The most obvious drawback is that the oath would in itself be a denial of one of the basic values it might seek to uphold: the right to dissent. Why should anyone have to sign up to some officially approved list of moral rules if they don’t believe in them? This is effectively the case if their livelihood depends on it. If a soldier or a teacher doesn’t believe in equality, should they be forced to say they do just to hang onto their job? Would it make them better or worse citizens? If they practise acts of discrimination or hate crimes then they should face the consequences. It is difficult to justify their suffering such a detriment to their lives just because they have offensive private views.

Nor would an oath of loyalty be likely to stand the test of time. One framed in 1716 or 1916 would look very different to today’s, just as a 2116 version no doubt would. There is little point in seeking to codify “values” that evolve and flex over time as society changes. Indeed that is the useful thing about an unwritten constitution – such accommodations can shift, without the need always for a violent argument over what previous generations thought immutable.

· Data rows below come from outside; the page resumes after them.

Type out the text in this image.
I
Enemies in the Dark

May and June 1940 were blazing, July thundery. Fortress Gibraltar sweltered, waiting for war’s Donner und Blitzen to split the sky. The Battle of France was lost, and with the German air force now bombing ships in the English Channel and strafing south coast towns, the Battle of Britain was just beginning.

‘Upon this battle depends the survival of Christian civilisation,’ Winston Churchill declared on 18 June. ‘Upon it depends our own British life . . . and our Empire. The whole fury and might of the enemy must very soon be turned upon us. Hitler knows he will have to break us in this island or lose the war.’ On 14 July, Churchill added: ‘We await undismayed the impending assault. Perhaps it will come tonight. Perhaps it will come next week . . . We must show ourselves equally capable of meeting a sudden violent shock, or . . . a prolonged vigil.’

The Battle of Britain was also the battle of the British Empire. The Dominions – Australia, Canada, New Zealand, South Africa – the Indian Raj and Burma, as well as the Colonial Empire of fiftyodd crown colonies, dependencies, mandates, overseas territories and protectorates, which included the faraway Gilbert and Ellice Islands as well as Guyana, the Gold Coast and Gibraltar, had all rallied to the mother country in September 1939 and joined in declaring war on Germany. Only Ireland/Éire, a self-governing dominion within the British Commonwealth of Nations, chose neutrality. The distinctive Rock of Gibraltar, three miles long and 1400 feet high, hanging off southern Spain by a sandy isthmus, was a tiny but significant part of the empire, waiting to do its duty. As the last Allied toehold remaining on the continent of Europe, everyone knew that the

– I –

Slavery, the British Empire and restricting the right to vote to male property owners would once be commonplace “values”, or practices easily derived from the mores of their day. Once upon a time “Christian” values would be the thing: impossible today. British values were not always laudable, especially in the imperial age, and were never enshrined in a solemn pledge by public servants to uphold them. Just as well.

Such pledges never allow for insincerity, or changes of mind. The dedicated racist or neo-Nazi terrorist might have little problem mouthing these banalities for a greater cause, as history has shown. Public oaths guarantee nothing, and it is silly to imagine they do.

Loyalty to the “Crown” is already pledged by many office holders from the police to MPs, and they are more than sufficient as symbolic declarations of common patriotism. Loyalty to “values” such as tolerance as a method of encouraging attachment to those values is a self-contradiction. We should let our unspoken assumptions stay unspoken.